# Should I use an LSTM model when the outcome is a different variable from the training data?

I am trying to model a health outcome as a function of climate variables. I have many observations of health outcomes at different times and locations (but NOT a sequence at one location). For each health observation, I have the temperature and rainfall for every month before the health observation up to 24 months. Lets say I have 25,000 observations.

So my outcome is the shape (25000, ) and each is a rate from 0 to 1.

My predictors are the shape (25000, 24, 2), i.e., 24000 observations, over 24 months, for two features.
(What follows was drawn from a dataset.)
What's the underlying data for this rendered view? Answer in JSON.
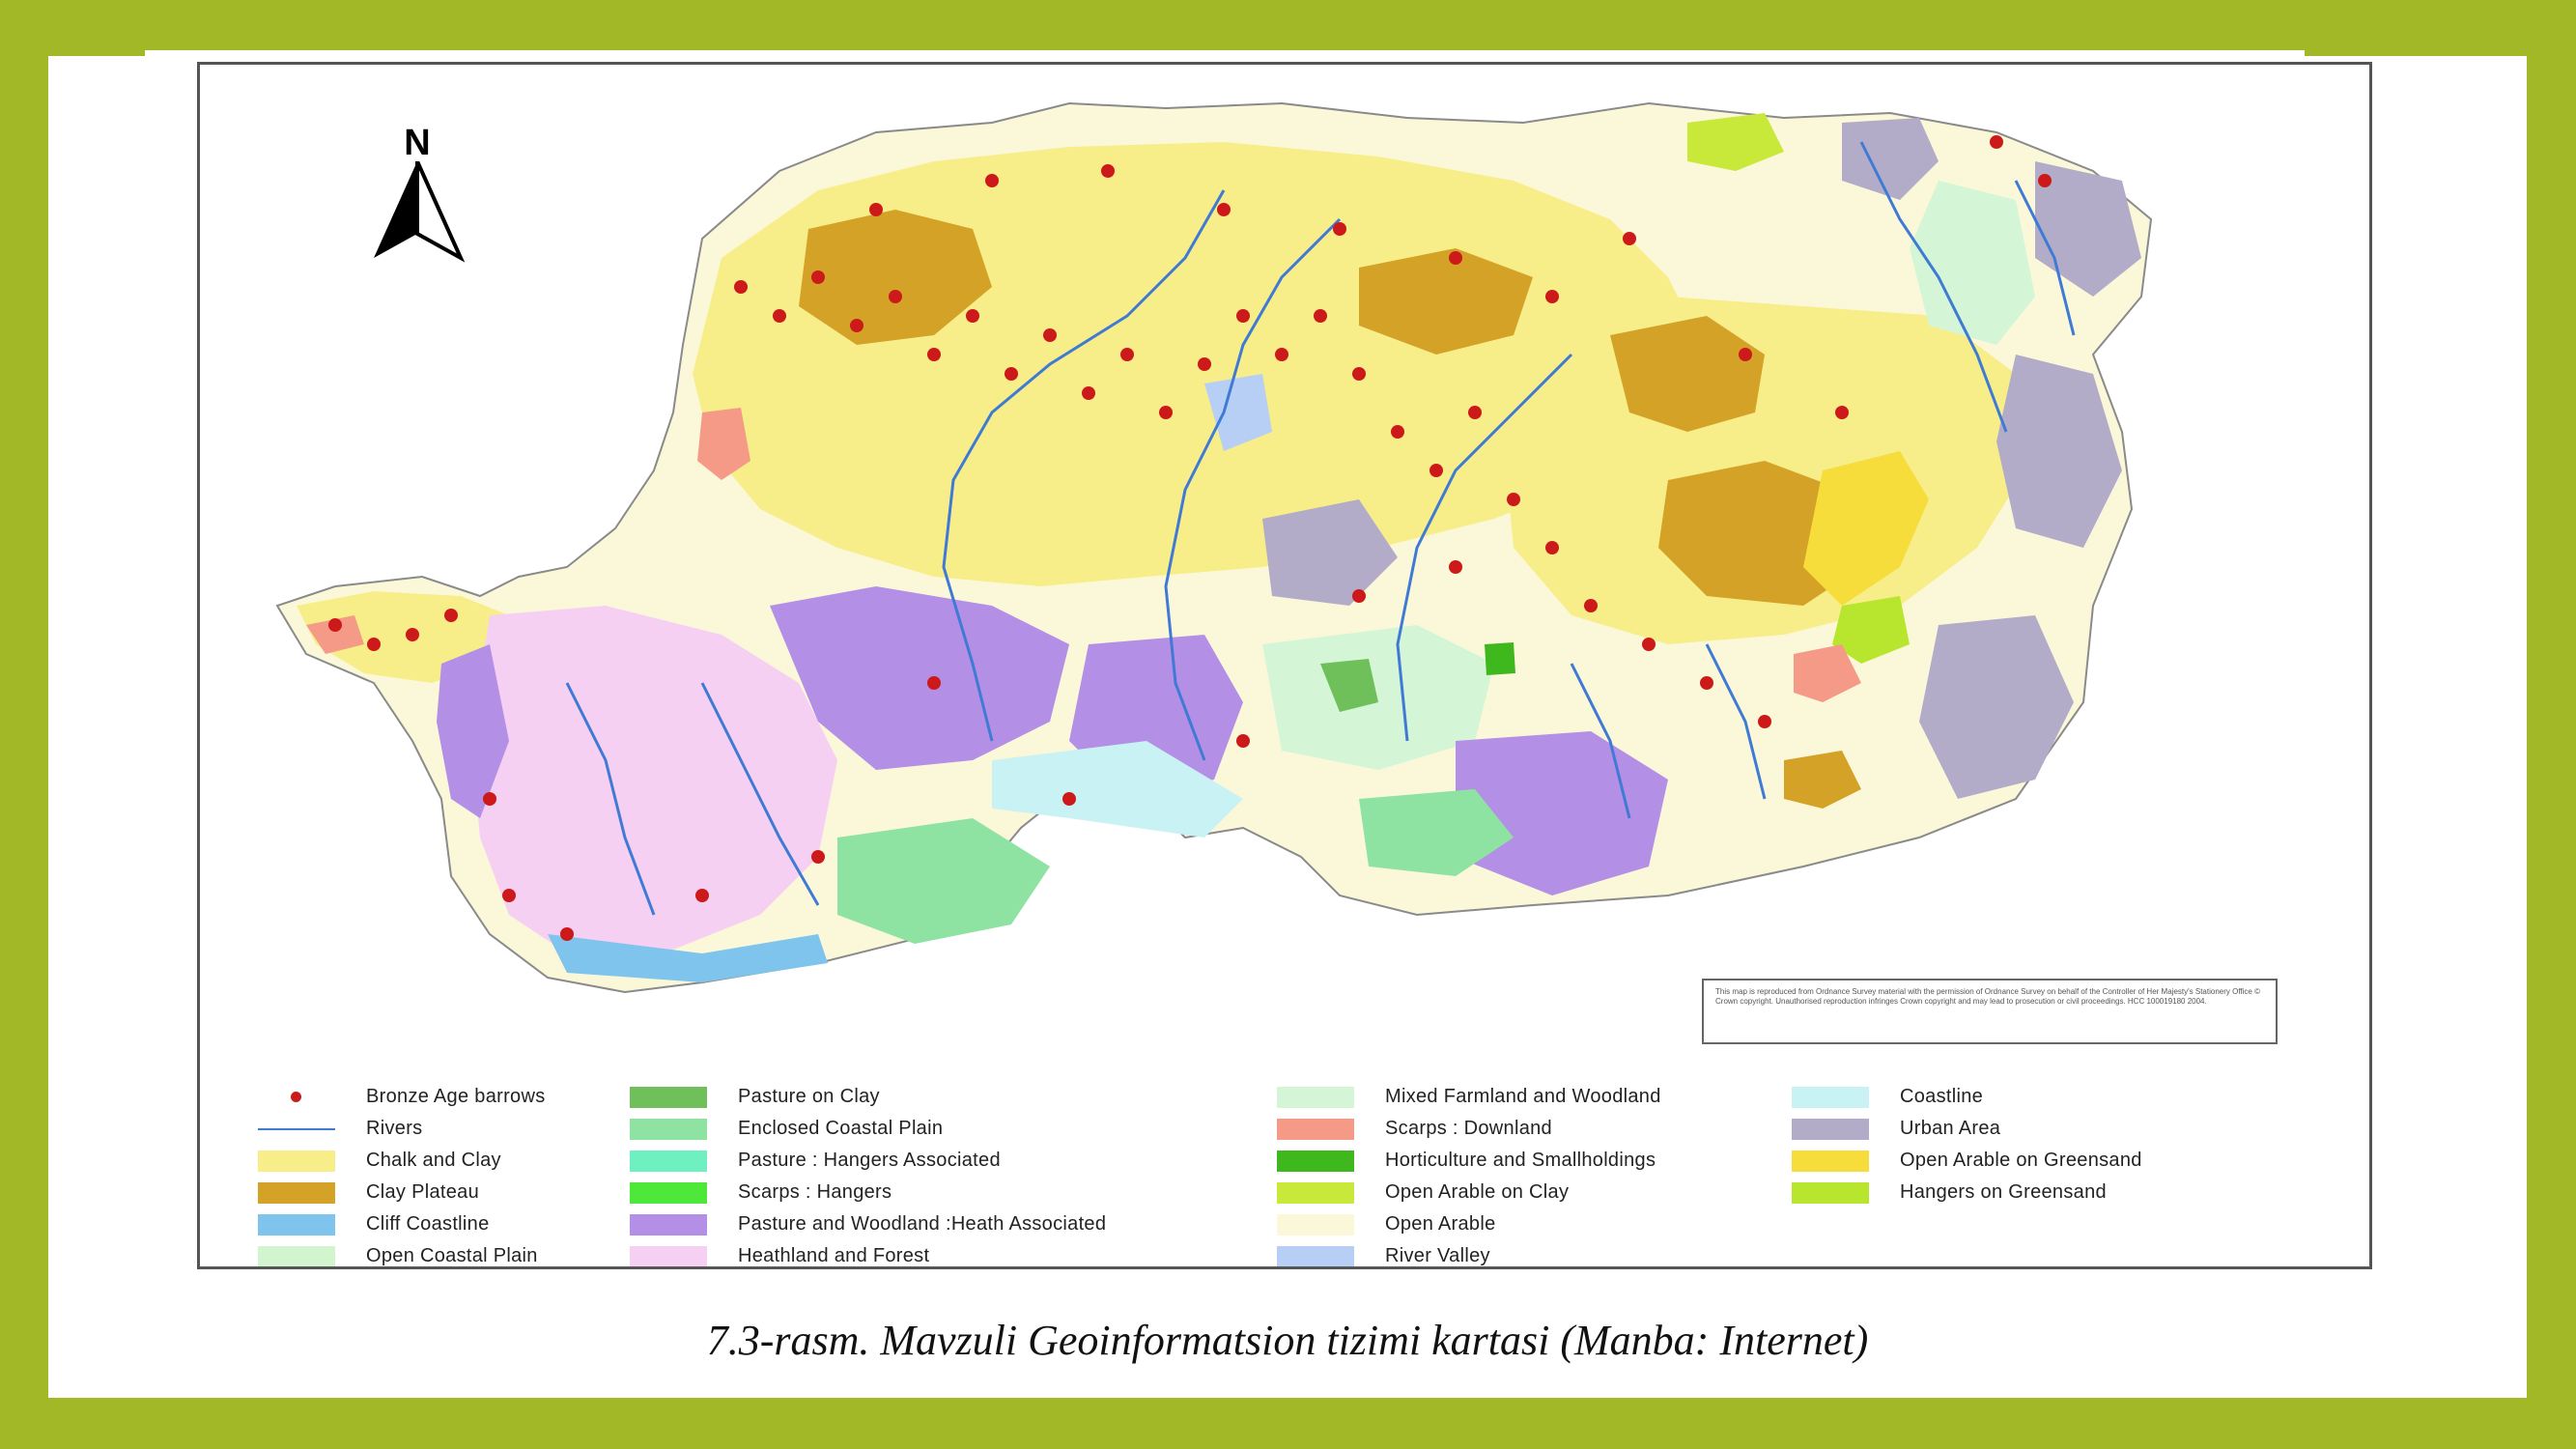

In trying to get a sense of what neural network architecture I should use, I keep coming across LSTMs. However, most applications seem to use a times series of some training variable (say, stocks prices, rainfall levels, or a sequence of text) to learn trends and the make predictions of that same variable. But I want use weather data to predict a different variable, and my outcome is a single value (not a sequence).

Is LSTM appropriate for this application? If not, what type of architecture should I look into here?

LSTM (and GRUs, and Recurrent Neural Networks more generally) predict the next item $$x_n$$ in a sequence X of items $$[x_1, ..., x_{n-1}]$$, as you mentionned.
However, you can combine them with a feed forward network (as simple as a perceptron), either as a separate layer or a new network, to take the prediction at each set (the $$x_i$$) and from this $$x_i$$ predict your two variables/features ($$y_{i1}$$ and $${y_i2}$$).
You would train both layers/networks jointly, one on predicting $$x_i$$ from $$[x_1, ..., x_{i-1}]$$ and the other on predicting $$y_{i1}$$ and $$y_{i2}$$ from $$x_i$$.